Gisela
le contó a su psicólogo cómo había resuelto, finalmente, el problema que la
atormentaba desde hacía tanto tiempo. Su maldita anorgasmia.
Era
bonita, Gisela, aunque ya había pasado los treinta y tres años, y como
cualquiera sabe, después de los treinta y tres años todo se vuelve un cachitín
más cuesta arriba. La vida.
Tenía
ese problema, no acababa. No podía
experimentar placer sexual con un hombre encima, o detrás de ella. No, tampoco ella
arriba. Y ella quería coger, sabía que coger era una actividad de lo más
importante, un motor de la existencia. Y la querían coger, a ella, muchos
hombres, había estado casada, inclusive. Pero sencillamente coger no le
producía satisfacción. Así como el insomne se fastidia al descubrir que ya es
de noche, que está acostado pero no se ha dormido, Gisela veía la escena, la
escena sexual en la cual ella participaba, en la cual ella era protagonista,
pero se observaba como si todo transcurriera en tercera persona. Hacía esto o
aquello, le hacían con cuidado o con rudeza, tal o cual posición, la chupaban o
le metían los dedos también, pero nada. No acababa, se frustraba, algo fallaba,
un mecanismo, como el piloto de un calefón que no encendía.
Y
no, no le gustaban las mujeres, la cosa no iba por ahí. Había estado una vez
con una chica, y después de los besos y el manoseo, había sentido deseos de
vomitar, repulsa. No le interesaban las chicas, en lo más mínimo.
Su
psicólogo la ayudaba. Buscaba con instrumental meticulosidad en cada recóndito
pliegue de la niñez de Gisela. La dejaba hablar sobre experiencias que ella
había tenido durante la adolescencia, aquel novio con el pito excesivamente
peludo y con las plantas de los pies siempre tan sucias, o su marido que se solía
rascar el culo y después se olía los dedos.
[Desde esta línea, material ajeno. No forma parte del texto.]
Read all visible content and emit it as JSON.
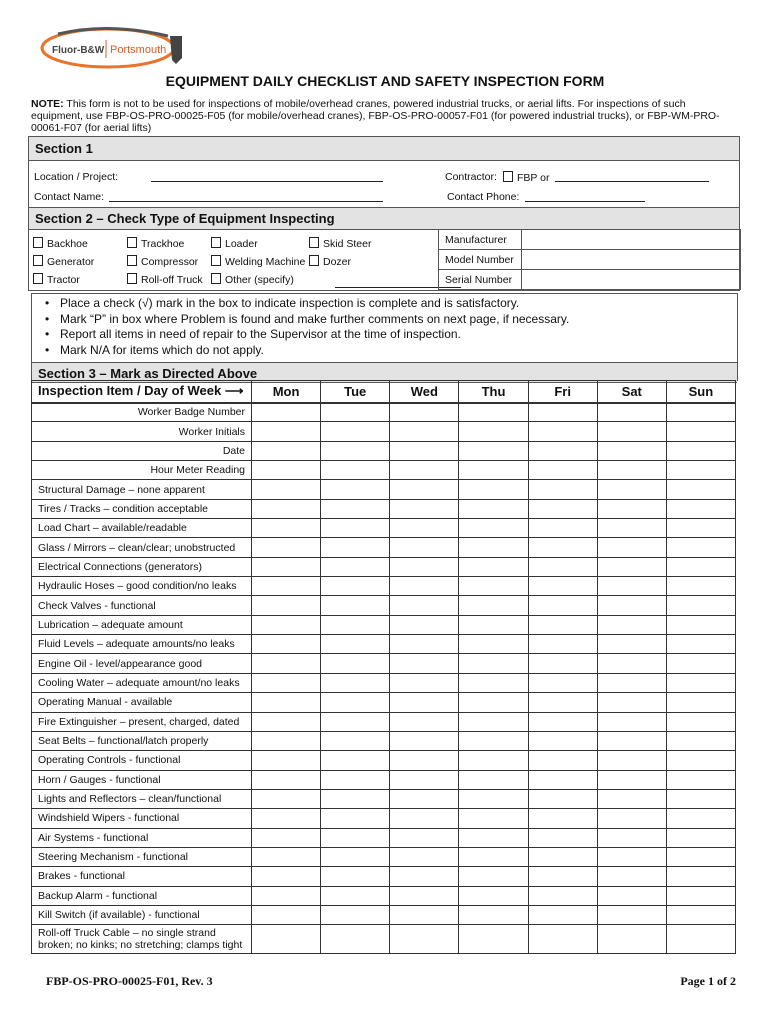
{
  "logo": {
    "left": "Fluor-B&W",
    "right": "Portsmouth",
    "colors": {
      "ring": "#e8732a",
      "text": "#444444",
      "accent": "#d0602a"
    }
  },
  "title": "EQUIPMENT DAILY CHECKLIST AND SAFETY INSPECTION FORM",
  "note": {
    "label": "NOTE:",
    "text": " This form is not to be used for inspections of mobile/overhead cranes, powered industrial trucks, or aerial lifts.  For inspections of such equipment, use FBP-OS-PRO-00025-F05 (for mobile/overhead cranes), FBP-OS-PRO-00057-F01 (for powered industrial trucks), or FBP-WM-PRO-00061-F07 (for aerial lifts)"
  },
  "section1": {
    "title": "Section 1",
    "location": "Location / Project:",
    "contractor": "Contractor:",
    "fbp": "FBP or",
    "contact_name": "Contact Name:",
    "contact_phone": "Contact Phone:"
  },
  "section2": {
    "title": "Section 2 – Check Type of Equipment Inspecting",
    "options": [
      "Backhoe",
      "Trackhoe",
      "Loader",
      "Skid Steer",
      "Generator",
      "Compressor",
      "Welding Machine",
      "Dozer",
      "Tractor",
      "Roll-off Truck",
      "Other (specify)"
    ],
    "fields": [
      "Manufacturer",
      "Model Number",
      "Serial Number"
    ]
  },
  "instructions": [
    "Place a check (√) mark in the box to indicate inspection is complete and is satisfactory.",
    "Mark “P” in box where Problem is found and make further comments on next page, if necessary.",
    "Report all items in need of repair to the Supervisor at the time of inspection.",
    "Mark N/A for items which do not apply."
  ],
  "section3": {
    "title": "Section 3 – Mark as Directed Above",
    "header": "Inspection Item / Day of Week",
    "days": [
      "Mon",
      "Tue",
      "Wed",
      "Thu",
      "Fri",
      "Sat",
      "Sun"
    ],
    "meta_rows": [
      "Worker Badge Number",
      "Worker Initials",
      "Date",
      "Hour Meter Reading"
    ],
    "items": [
      "Structural Damage – none apparent",
      "Tires / Tracks – condition acceptable",
      "Load Chart – available/readable",
      "Glass / Mirrors – clean/clear; unobstructed",
      "Electrical Connections (generators)",
      "Hydraulic Hoses – good condition/no leaks",
      "Check Valves - functional",
      "Lubrication – adequate amount",
      "Fluid Levels – adequate amounts/no leaks",
      "Engine Oil - level/appearance good",
      "Cooling Water – adequate amount/no leaks",
      "Operating Manual - available",
      "Fire Extinguisher – present, charged, dated",
      "Seat Belts – functional/latch properly",
      "Operating Controls - functional",
      "Horn / Gauges - functional",
      "Lights and Reflectors – clean/functional",
      "Windshield Wipers - functional",
      "Air Systems - functional",
      "Steering Mechanism - functional",
      "Brakes - functional",
      "Backup Alarm - functional",
      "Kill Switch (if available) - functional",
      "Roll-off Truck Cable – no single strand broken; no kinks; no stretching; clamps tight"
    ]
  },
  "footer": {
    "form_id": "FBP-OS-PRO-00025-F01, Rev. 3",
    "page": "Page 1 of 2"
  }
}
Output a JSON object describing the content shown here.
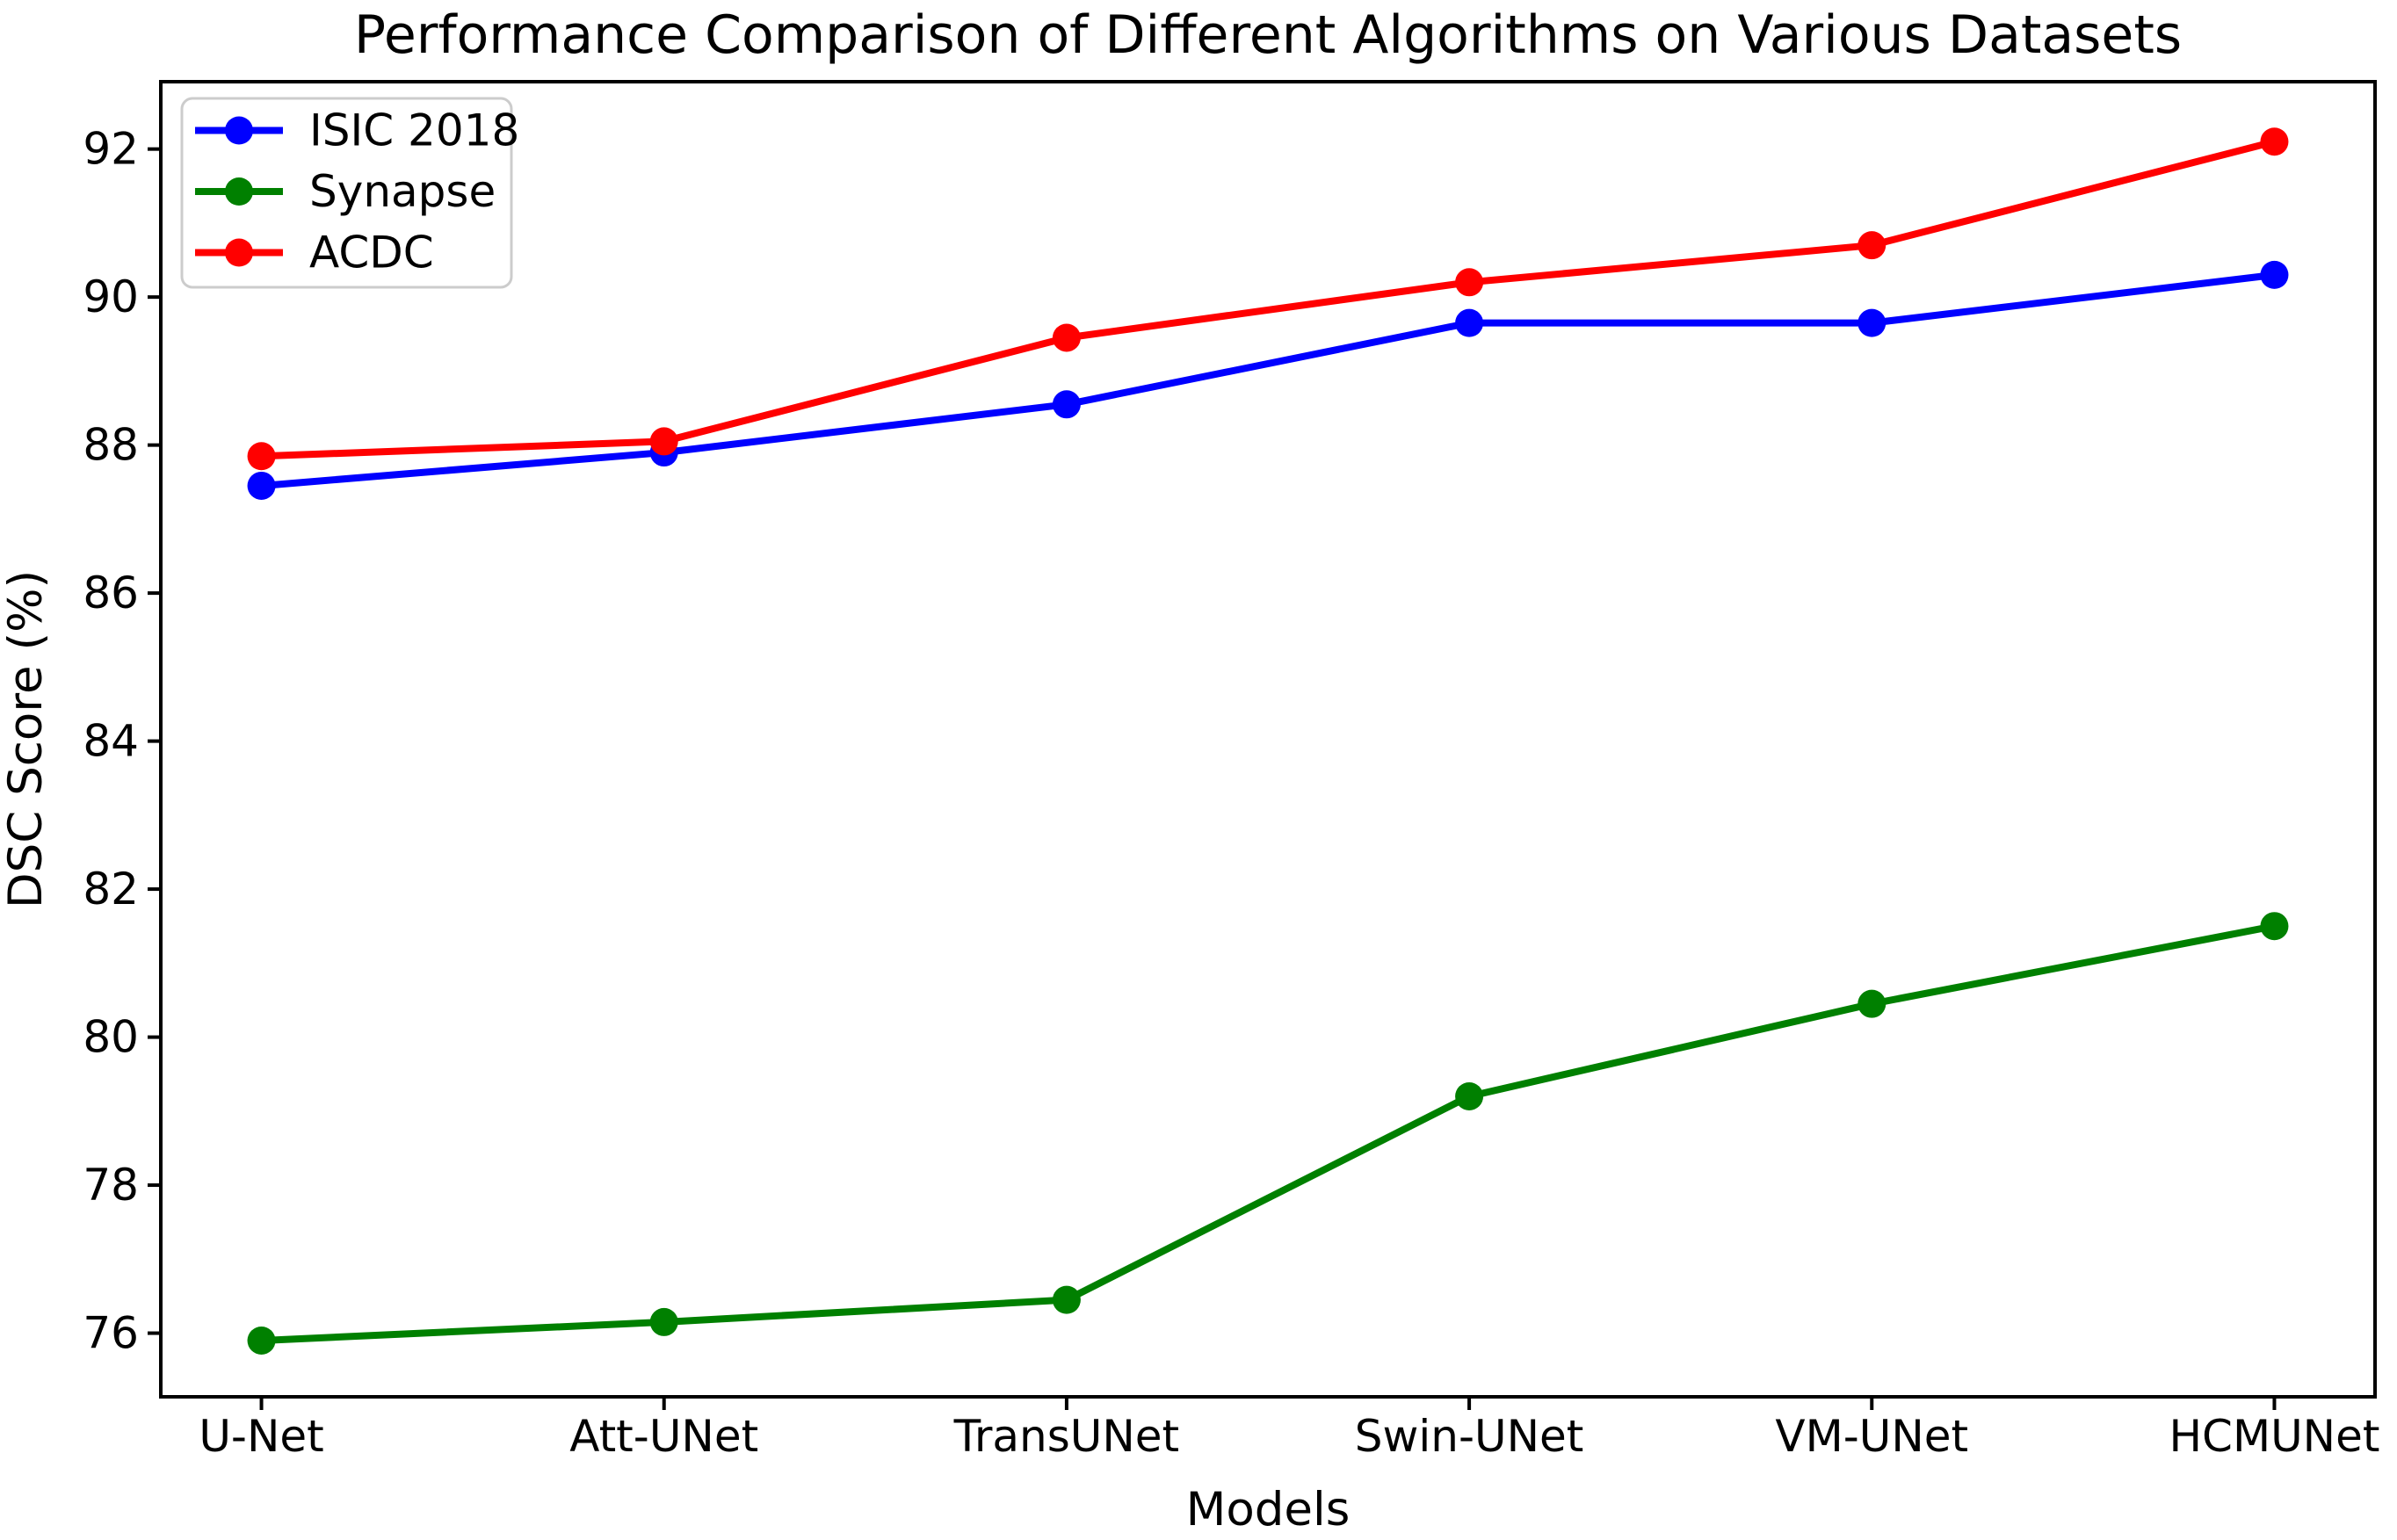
{
  "figure": {
    "background": "#ffffff",
    "text_color": "#000000",
    "axis_color": "#000000",
    "legend_border_color": "#cccccc",
    "legend_background": "#ffffff"
  },
  "chart_data": {
    "type": "line",
    "title": "Performance Comparison of Different Algorithms on Various Datasets",
    "xlabel": "Models",
    "ylabel": "DSC Score (%)",
    "categories": [
      "U-Net",
      "Att-UNet",
      "TransUNet",
      "Swin-UNet",
      "VM-UNet",
      "HCMUNet"
    ],
    "series": [
      {
        "name": "ISIC 2018",
        "color": "#0000ff",
        "values": [
          87.45,
          87.9,
          88.55,
          89.65,
          89.65,
          90.3
        ]
      },
      {
        "name": "Synapse",
        "color": "#008000",
        "values": [
          75.9,
          76.15,
          76.45,
          79.2,
          80.45,
          81.5
        ]
      },
      {
        "name": "ACDC",
        "color": "#ff0000",
        "values": [
          87.85,
          88.05,
          89.45,
          90.2,
          90.7,
          92.1
        ]
      }
    ],
    "y_ticks": [
      76,
      78,
      80,
      82,
      84,
      86,
      88,
      90,
      92
    ],
    "ylim": [
      75.14,
      92.91
    ],
    "xlim": [
      -0.25,
      5.25
    ],
    "grid": false,
    "legend_position": "upper left",
    "marker": "circle",
    "line_width": 8,
    "marker_radius": 16
  }
}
Le preguntaba cuál había sido la
primera vez que recordaba haber sentido la pulsión del deseo, si había visto
desnudo a su padre haciendo pis cuando ella era todavía una nena, si la había
manoseado alguna vez un tío o si había visto hipopótamos fornicando en el
zoológico, esas cosas.
Gisela
le contó al psicólogo, entusiasmada, lo que había sucedido.
Había
cortado una punta, una punta de una empanada. De una empanada de choclo. Con un
cuchillo. Para jorobar, para ver el relleno. Estaba en su casa, Gisela, viendo
televisión, en bombacha y remera. Había pedido empanadas para la cena, y habían
sobrado. Sabía que si las dejaba en la heladera, al día siguiente estarían
horribles.
Se
había metido, como jugando, la empanada, la punta de la empanada, la punta
cortada de esa empanada, la punta cortada de esa empanada de choclo. En la
vagina.
Estaba
sentada en el sillón del living, Gisela, con las piernas abiertas. Y se mandó
la empanada.
Después
de un ir y venir, de un básico, esencial vaivén, pasado un breve lapso de
tiempo, apretó. Apretó la empanada todavía tibia. Con una mano, bien fuerte.
La
empanada de choclo explotó en su interior, y Gisela acabó. Tuvo un regio
orgasmo, al rato se quedó dormida.
Empezó
a usar ese método, Gisela, y funcionaba. Siempre, un relojito. Pedía empanadas
de distintos lugares, para la cena, y siempre dos de choclo (una de repuesto, por las dudas). Había probado con
otros sabores, con empanadas de carne o de jamón y queso, pero no. Mucho menos
de verdura. Tenía que ser una empanada de choclo, eventualmente de humita.
Gisela
tenía un regio orgasmo, todos los viernes. Ponía algo de música, tomaba un vaso
de vino blanco. Y usaba su empanada de choclo. Conocía las empanadas de choclo
de toda la ciudad, si eran al horno o fritas, si venían bien
cargadas de granitos enteros de choclo
en su interior o con más salsa blanca, si el choclo era de lata o natural, si
tenían pimienta negra, si eran dulces, podía adivinar, con solo acariciar el
repulgue, dónde había sido comprada la empanada dentro de la capital federal y
algunas zonas del gran Buenos Aires. Tenía sus orgasmos, su vida funcionaba
como de costumbre. Hacía planes, cambiaba el autito, se compraba ropa. Seguía.
Al
poco tiempo su psicólogo dejó la profesión. Se fue a vivir a la costa y puso un
pequeño almacén. La gente que lo conocía le mandaba mails, algún amigo lo
pasaba a visitar y le preguntaba qué le había sucedido. Era un profesional
respetado, solían consultarlo del exterior, publicaba papers, daba clases en la
facultad. Por qué de pronto se había cansado y había tirado una exitosa carrera
por la ventana, era algo que nadie lograba entender.